Disclaimer: I am not an investment advisor. When I describe my own trading activities, it is not intended as advice or solicitation of any kind.

26 January 2012

Document Scanning in Linux Using Perl

I decided I wanted to take all the old bank statements, credit card bills, and paystubs that we keep in a file cabinet, and scan them into digital format - PDF, to be precise. This is more secure, because we can easily make backup copies and encrypt anything sensitive. And it's less clutter, because even a small hard drive can hold many lifetimes of statements, records, and bills. It was a pretty straightforward plan:
  1. Buy a scanner
  2. Scan all the documents
  3. Shred all the documents
Of course, being me, I had to improve the process a little.

First off, we chose the Fujitsu ScanSnap S1500. There is also an identical S1500M, the only difference being whether the bundled software is written for Windows (S1500) or Mac (S1500M). Notice there is no S1500L (L is for Linux, boys and girls!). No big deal, though, because after only a few minutes of Googling I was able to be pretty certain there were drivers on my real operating system that would handle it. It was a bit more expensive than I would have liked, but having used it for a while now, I couldn't be happier with it. It scans fast, it scans well, and it does multiple pages and full duplex like a champ. Oh, and it opens like a frickin' Transformer. Awesome!

It uses USB, and I use Linux, so I politely ignored all the step by step instructions and software, and instead powered it on and jammed the USB cable into my machine to see what Ubuntu thought of it. Ubuntu thought it looked like a scanner, and it might like to do some scanning with it. No downloads, no crapware, no driver hell, and no problems. Nice. After a few test scans to get my resolution, orientation, and whatnot the way I liked it, I grabbed a handful of monthly bank statements and started scanning.

OK, that's tedious, and I hated having to re-type the damn file name every time. Chase_2007-01.pdf, Chase_2007-02.pdf, Chase_2007-kill-me-now.pdf. It would be nice to simply tap a key on the keyboard every time I get a document ready. I don't need a GUI, so maybe scripting is the right answer... more Googling.

To take input from a scanner and turn it into a multi-page PDF, (at least) 3 steps are necessary:

Step 1: Grab Images From the Scanner
On the Linux command-line, there's a great command called scanadf that will scan all the pages in an automatic document feeder (ADF) and store them as PNM files. The command for doing that for the May 2007 Chase bank statement is:

scanadf -o Chase_2007-02_%d.pnm --source "ADF Duplex" --mode Lineart --resolution 150

Notice the "%d" in the file name. If it's a multiple page statement, each page will be a separate PNM file, and each file name will replace the "%d" with sequential page numbers.

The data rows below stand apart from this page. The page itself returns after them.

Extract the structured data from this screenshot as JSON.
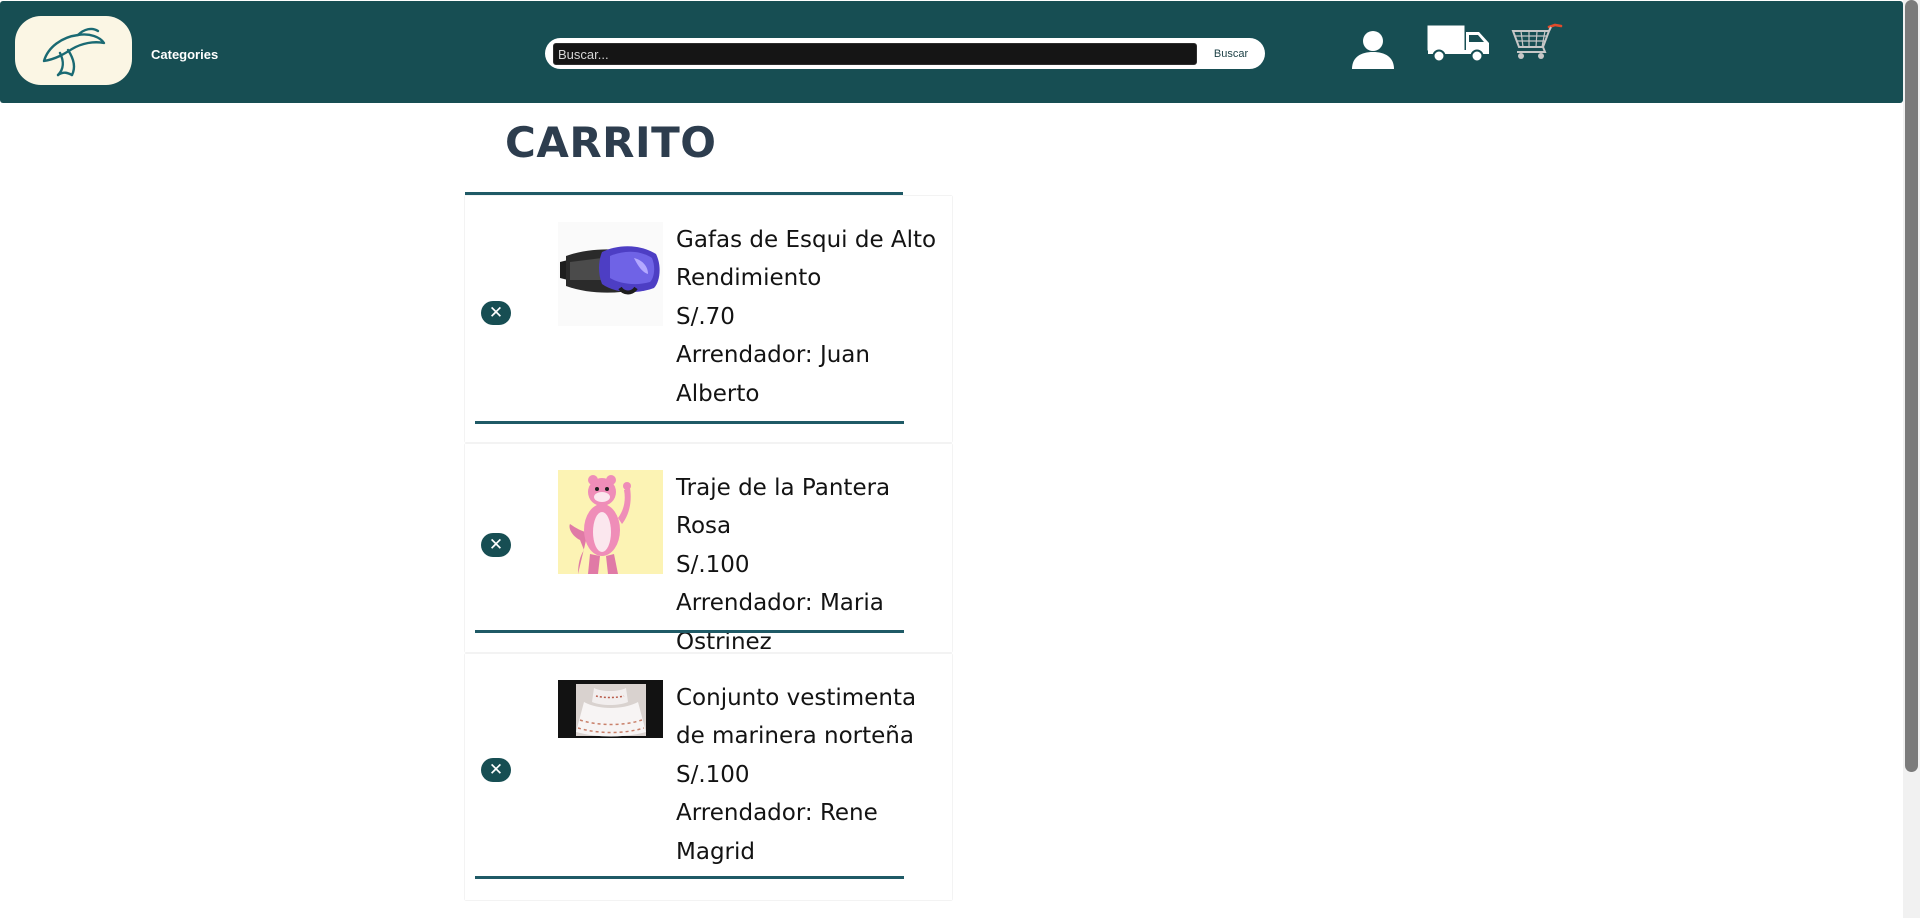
{
  "header": {
    "categories_label": "Categories",
    "search_placeholder": "Buscar...",
    "search_button": "Buscar",
    "icons": [
      "logo-icon",
      "user-icon",
      "truck-icon",
      "cart-icon"
    ],
    "bg_color": "#174e53"
  },
  "page": {
    "title": "CARRITO"
  },
  "cart": {
    "items": [
      {
        "name": "Gafas de Esqui de Alto Rendimiento",
        "price": "S/.70",
        "lessor": "Arrendador: Juan Alberto",
        "image": "ski-goggles-image"
      },
      {
        "name": "Traje de la Pantera Rosa",
        "price": "S/.100",
        "lessor": "Arrendador: Maria Ostrinez",
        "image": "pink-panther-costume-image"
      },
      {
        "name": "Conjunto vestimenta de marinera norteña",
        "price": "S/.100",
        "lessor": "Arrendador: Rene Magrid",
        "image": "marinera-dress-image"
      }
    ]
  }
}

PNM files are essentially graphics files.

Step 2: Convert the PNM Files to PostScript
This is a dumb intermediate step, in my opinion. I don't see why no one has simply written a direct PNM-to-PDF conversion utility. But whatever, another command called pnmtops gets this done:

pnmtops -noturn -rle Chase_2007-02_1.pnm > Chase_2007-02_1.eps

This command gets repeated once for each page, varying the file name like scanadf did. The result is a bunch of Encapsulated PostScript files, one for each page.

Step 3: Convert the EPS Files to a Single PDF
I had never used GhostScript before, but I had certainly heard of it. It always sounded kind of glamorous and mysterious - it's definitely mysterious. I tried to read its man-page and got lost nearly immediately (Adobe's docs always do this to me, too), so eventually I just found a recipe for doing what I wanted and stopped asking questions:

gs -q -dSAFER -dNOPAUSE -dBATCH -sOutputFile=Chase_2007-02.pdf -sDEVICE=pdfwrite Chase_2007-02_*.eps

With all these new-found powers at my disposal, I wrote a Perl script. I had it bump the month up by one and scan in all the pages every time I hit the enter key. I gave it the ability to pass in the starting month/year and the base file name ("Chase") on the command-line. Then I found I was missing the odd statement now and then, so I gave myself the ability to type "skip 1" instead of just hitting enter - this skips a month (guess what "skip 4" does) and continues scanning. Then I came across a monthly statement that was in color and on a single side of each page, so I added more command-line arguments to switch to "Photo" mode at 300dpi and to use "ADF Front" instead of duplex. Then I started scanning statements from a bank that for some reason liked to end its months on the 15th. Being a precise kind of guy, I added the ability to optionally include the day in the statement date: Chase_2007-02-15.pdf.

Then I ran into a brokerage statement that wanted to be landscape.

Step 1.5: Rotate the Damn Page 90 Degrees
Believe it or not, you need another program for this, called unpaper. This is a powerful and feature-rich utility, but I only use it to rotate the page. So the script only executes the following command if rotation is selected:

unpaper --pre-rotate -90 --no-processing 1 Chase_2007-02_1.x.pnm Chase_2007-02_1.pnm

Notice that the input file has that extra ".x." in it - I add that to the output of scanadf if rotation is selected.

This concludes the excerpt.